Antonio se quedó lívido, incapaz de responder. Era una acusación grave. Demasiado grave para ignorarla. Yo me quedé quieto, sin decir palabra, dispuesto a no llamar la atención.

―¡Fuera todo el mundo! ―ordenó el inspector dirigiéndose a los que estábamos en el local―. ¡Fuera!

Se notó que Antonio sintió un temblor que le recorrió las piernas mientras veía como sus clientes salíamos del local. Contreras arrojó despectivamente el tebeo que había alquilado sobre el mostrador.

―¡Salga de ahí y deje el paso libre, señor Bruguera! ―le ordenó Morales―. ¡Cierren la puerta y procedan al registro!

Me disponía a salir cuando el inspector se fijó en mí:

―¿Qué llevas ahí? ―me preguntó agarrando el cuadernillo que aún permanecía en mis manos.

―Es un tebeo nuevo ―balbucí―. De aventuras medievales.
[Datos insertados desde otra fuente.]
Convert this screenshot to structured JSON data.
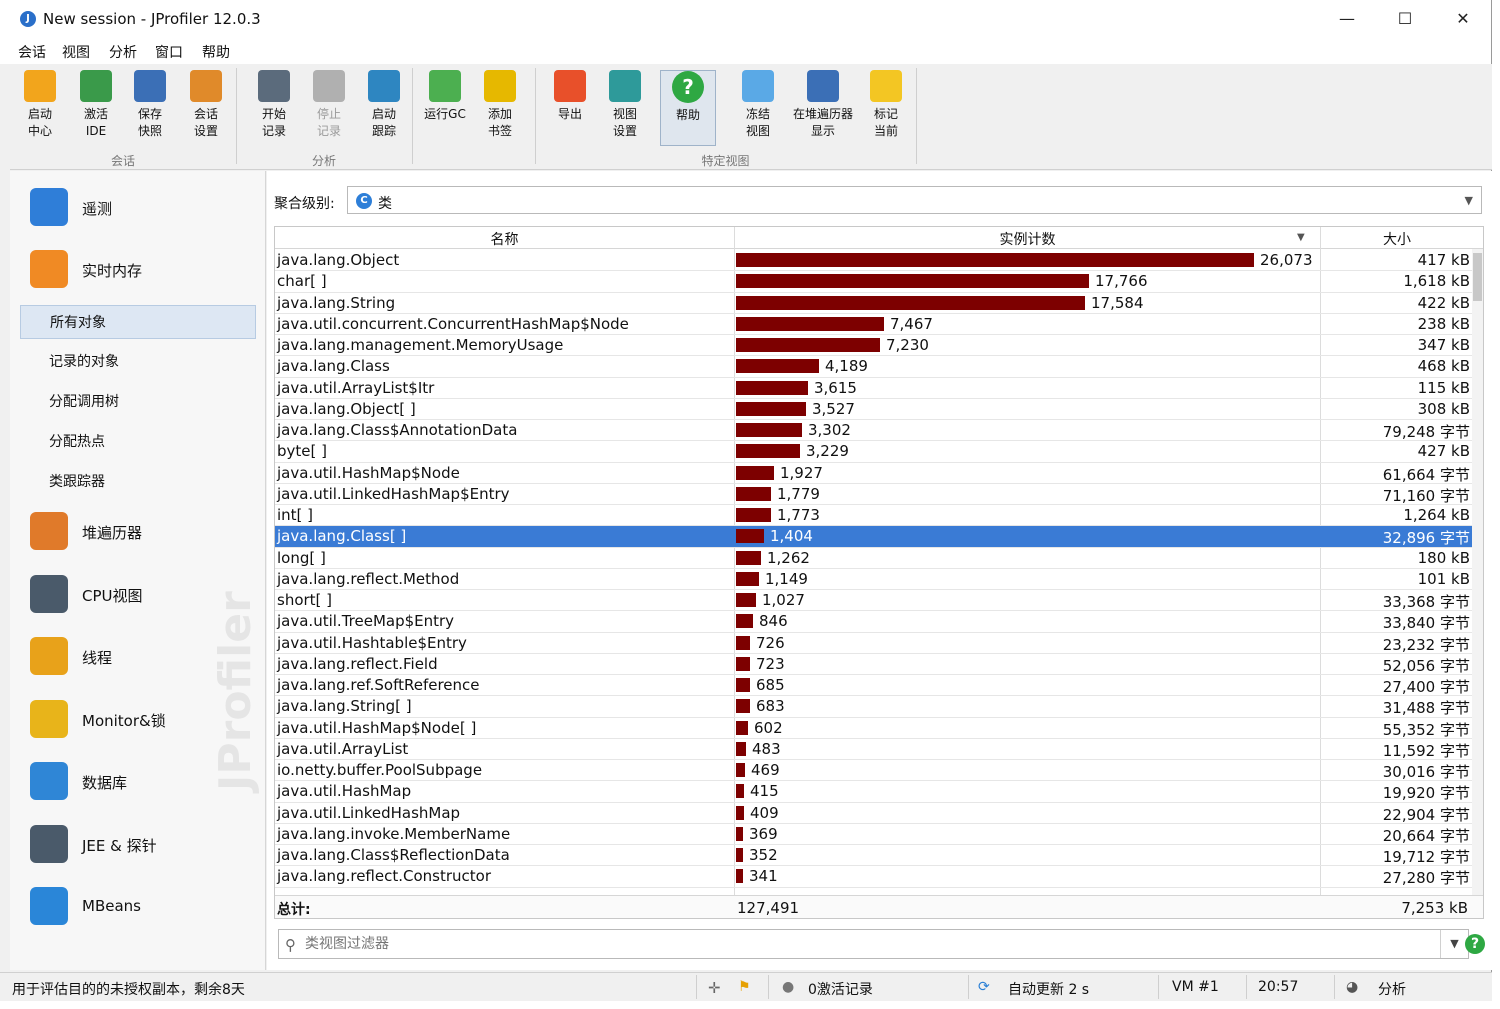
{
  "window": {
    "title": "New session - JProfiler 12.0.3",
    "minimize": "—",
    "maximize": "☐",
    "close": "✕"
  },
  "menu": [
    "会话",
    "视图",
    "分析",
    "窗口",
    "帮助"
  ],
  "toolbar": {
    "groups": [
      {
        "label": "会话"
      },
      {
        "label": "分析"
      },
      {
        "label": "特定视图"
      }
    ],
    "buttons": [
      {
        "id": "start-center",
        "line1": "启动",
        "line2": "中心",
        "icon": "folder-play-icon",
        "color": "#f2a51c"
      },
      {
        "id": "activate-ide",
        "line1": "激活",
        "line2": "IDE",
        "icon": "ide-arrow-icon",
        "color": "#3a9a4a"
      },
      {
        "id": "save-snapshot",
        "line1": "保存",
        "line2": "快照",
        "icon": "floppy-disk-icon",
        "color": "#3b6fb6"
      },
      {
        "id": "session-settings",
        "line1": "会话",
        "line2": "设置",
        "icon": "clipboard-edit-icon",
        "color": "#e08a2a"
      },
      {
        "id": "start-recording",
        "line1": "开始",
        "line2": "记录",
        "icon": "film-reel-play-icon",
        "color": "#5b6b7c"
      },
      {
        "id": "stop-recording",
        "line1": "停止",
        "line2": "记录",
        "icon": "film-reel-stop-icon",
        "color": "#b0b0b0",
        "disabled": true
      },
      {
        "id": "start-tracking",
        "line1": "启动",
        "line2": "跟踪",
        "icon": "tracker-icon",
        "color": "#2e86c1"
      },
      {
        "id": "run-gc",
        "line1": "运行GC",
        "line2": "",
        "icon": "recycle-icon",
        "color": "#4caf50"
      },
      {
        "id": "add-bookmark",
        "line1": "添加",
        "line2": "书签",
        "icon": "bookmark-add-icon",
        "color": "#e6b800"
      },
      {
        "id": "export",
        "line1": "导出",
        "line2": "",
        "icon": "export-arrow-icon",
        "color": "#e8502a"
      },
      {
        "id": "view-settings",
        "line1": "视图",
        "line2": "设置",
        "icon": "view-settings-icon",
        "color": "#2e9a9a"
      },
      {
        "id": "help",
        "line1": "帮助",
        "line2": "",
        "icon": "help-circle-icon",
        "color": "#2ea843",
        "pressed": true
      },
      {
        "id": "freeze-view",
        "line1": "冻结",
        "line2": "视图",
        "icon": "snowflake-icon",
        "color": "#5aa9e6"
      },
      {
        "id": "show-in-heap-walker",
        "line1": "在堆遍历器",
        "line2": "显示",
        "icon": "camera-icon",
        "color": "#3b6fb6"
      },
      {
        "id": "mark-current",
        "line1": "标记",
        "line2": "当前",
        "icon": "sticky-note-icon",
        "color": "#f3c623"
      }
    ]
  },
  "sidebar": {
    "watermark": "JProfiler",
    "items": [
      {
        "type": "main",
        "label": "遥测",
        "icon": "telemetry-icon",
        "color": "#2f7ed8"
      },
      {
        "type": "main",
        "label": "实时内存",
        "icon": "live-memory-icon",
        "color": "#f08a24"
      },
      {
        "type": "sub",
        "label": "所有对象",
        "selected": true
      },
      {
        "type": "sub",
        "label": "记录的对象"
      },
      {
        "type": "sub",
        "label": "分配调用树"
      },
      {
        "type": "sub",
        "label": "分配热点"
      },
      {
        "type": "sub",
        "label": "类跟踪器"
      },
      {
        "type": "main",
        "label": "堆遍历器",
        "icon": "heap-walker-icon",
        "color": "#e07a2a"
      },
      {
        "type": "main",
        "label": "CPU视图",
        "icon": "cpu-icon",
        "color": "#4a5a6a"
      },
      {
        "type": "main",
        "label": "线程",
        "icon": "threads-icon",
        "color": "#e8a21a"
      },
      {
        "type": "main",
        "label": "Monitor&锁",
        "icon": "lock-icon",
        "color": "#e8b41a"
      },
      {
        "type": "main",
        "label": "数据库",
        "icon": "database-icon",
        "color": "#2f86d6"
      },
      {
        "type": "main",
        "label": "JEE & 探针",
        "icon": "gauge-icon",
        "color": "#4a5a6a"
      },
      {
        "type": "main",
        "label": "MBeans",
        "icon": "globe-icon",
        "color": "#2a86d8"
      }
    ]
  },
  "aggregation": {
    "label": "聚合级别:",
    "icon_letter": "C",
    "value": "类"
  },
  "table": {
    "columns": {
      "name": "名称",
      "count": "实例计数",
      "size": "大小",
      "sort": "▼"
    },
    "max_count": 26073,
    "rows": [
      {
        "name": "java.lang.Object",
        "count": "26,073",
        "n": 26073,
        "size": "417 kB"
      },
      {
        "name": "char[ ]",
        "count": "17,766",
        "n": 17766,
        "size": "1,618 kB"
      },
      {
        "name": "java.lang.String",
        "count": "17,584",
        "n": 17584,
        "size": "422 kB"
      },
      {
        "name": "java.util.concurrent.ConcurrentHashMap$Node",
        "count": "7,467",
        "n": 7467,
        "size": "238 kB"
      },
      {
        "name": "java.lang.management.MemoryUsage",
        "count": "7,230",
        "n": 7230,
        "size": "347 kB"
      },
      {
        "name": "java.lang.Class",
        "count": "4,189",
        "n": 4189,
        "size": "468 kB"
      },
      {
        "name": "java.util.ArrayList$Itr",
        "count": "3,615",
        "n": 3615,
        "size": "115 kB"
      },
      {
        "name": "java.lang.Object[ ]",
        "count": "3,527",
        "n": 3527,
        "size": "308 kB"
      },
      {
        "name": "java.lang.Class$AnnotationData",
        "count": "3,302",
        "n": 3302,
        "size": "79,248 字节"
      },
      {
        "name": "byte[ ]",
        "count": "3,229",
        "n": 3229,
        "size": "427 kB"
      },
      {
        "name": "java.util.HashMap$Node",
        "count": "1,927",
        "n": 1927,
        "size": "61,664 字节"
      },
      {
        "name": "java.util.LinkedHashMap$Entry",
        "count": "1,779",
        "n": 1779,
        "size": "71,160 字节"
      },
      {
        "name": "int[ ]",
        "count": "1,773",
        "n": 1773,
        "size": "1,264 kB"
      },
      {
        "name": "java.lang.Class[ ]",
        "count": "1,404",
        "n": 1404,
        "size": "32,896 字节",
        "selected": true
      },
      {
        "name": "long[ ]",
        "count": "1,262",
        "n": 1262,
        "size": "180 kB"
      },
      {
        "name": "java.lang.reflect.Method",
        "count": "1,149",
        "n": 1149,
        "size": "101 kB"
      },
      {
        "name": "short[ ]",
        "count": "1,027",
        "n": 1027,
        "size": "33,368 字节"
      },
      {
        "name": "java.util.TreeMap$Entry",
        "count": "846",
        "n": 846,
        "size": "33,840 字节"
      },
      {
        "name": "java.util.Hashtable$Entry",
        "count": "726",
        "n": 726,
        "size": "23,232 字节"
      },
      {
        "name": "java.lang.reflect.Field",
        "count": "723",
        "n": 723,
        "size": "52,056 字节"
      },
      {
        "name": "java.lang.ref.SoftReference",
        "count": "685",
        "n": 685,
        "size": "27,400 字节"
      },
      {
        "name": "java.lang.String[ ]",
        "count": "683",
        "n": 683,
        "size": "31,488 字节"
      },
      {
        "name": "java.util.HashMap$Node[ ]",
        "count": "602",
        "n": 602,
        "size": "55,352 字节"
      },
      {
        "name": "java.util.ArrayList",
        "count": "483",
        "n": 483,
        "size": "11,592 字节"
      },
      {
        "name": "io.netty.buffer.PoolSubpage",
        "count": "469",
        "n": 469,
        "size": "30,016 字节"
      },
      {
        "name": "java.util.HashMap",
        "count": "415",
        "n": 415,
        "size": "19,920 字节"
      },
      {
        "name": "java.util.LinkedHashMap",
        "count": "409",
        "n": 409,
        "size": "22,904 字节"
      },
      {
        "name": "java.lang.invoke.MemberName",
        "count": "369",
        "n": 369,
        "size": "20,664 字节"
      },
      {
        "name": "java.lang.Class$ReflectionData",
        "count": "352",
        "n": 352,
        "size": "19,712 字节"
      },
      {
        "name": "java.lang.reflect.Constructor",
        "count": "341",
        "n": 341,
        "size": "27,280 字节"
      }
    ],
    "total": {
      "label": "总计:",
      "count": "127,491",
      "size": "7,253 kB"
    }
  },
  "filter": {
    "placeholder": "类视图过滤器"
  },
  "status": {
    "license": "用于评估目的的未授权副本，剩余8天",
    "recordings": "0激活记录",
    "auto_update": "自动更新 2 s",
    "vm": "VM #1",
    "time": "20:57",
    "mode": "分析"
  }
}
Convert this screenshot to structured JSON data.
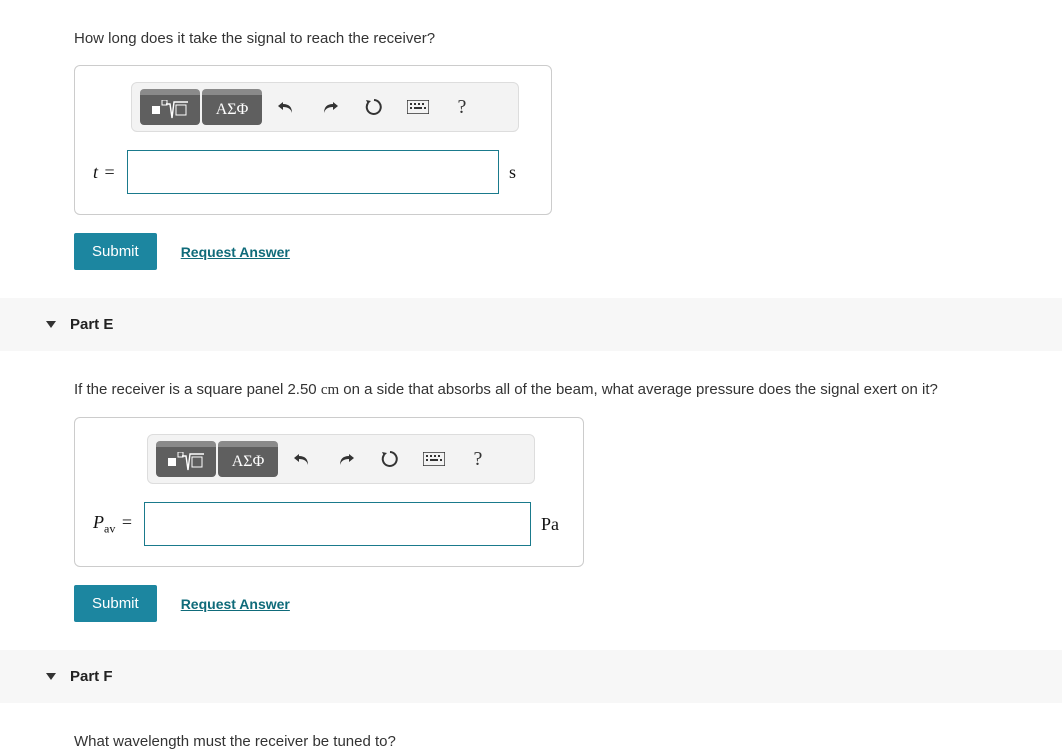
{
  "partD": {
    "question": "How long does it take the signal to reach the receiver?",
    "var_symbol": "t",
    "unit": "s"
  },
  "partE": {
    "header": "Part E",
    "question_pre": "If the receiver is a square panel 2.50 ",
    "question_dim": "cm",
    "question_post": " on a side that absorbs all of the beam, what average pressure does the signal exert on it?",
    "var_symbol": "P",
    "var_sub": "av",
    "unit": "Pa"
  },
  "partF": {
    "header": "Part F",
    "question": "What wavelength must the receiver be tuned to?"
  },
  "toolbar": {
    "greek": "ΑΣΦ",
    "help": "?"
  },
  "actions": {
    "submit": "Submit",
    "request": "Request Answer"
  }
}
―¡Esto es ilegal! ―exclamó el hombre enfurecido―. ¡Ese símbolo que lleva en el pecho está prohibido! ¿De dónde has sacado esto?

―Se lo he prestado yo ―intervino Antonio―. Me lo ha traído la distribuidora. Tiene el depósito legal. Es de la editorial Bruguera.

―¡Me da igual de quién sea! ¡Es bazofia!

―Es de un capitán español que se llama Trueno, capitán Trueno ―alegué un poco nervioso―. No tiene nada de malo.

―Es nuevo, ha salido hoy y no he tenido tiempo de… ―empezó a defenderse Antonio.

―Los chavales no deben leer esto. Mucha violencia, mucha porquería… ―advirtió mientras lo arrojaba al suelo―. ¡Subversión!

Después de revolver algunos ejemplares, el inspector empujó un montón de tebeos que estaban apilados sobre

el mostrador y los dejó caer al suelo, donde se desparramaron.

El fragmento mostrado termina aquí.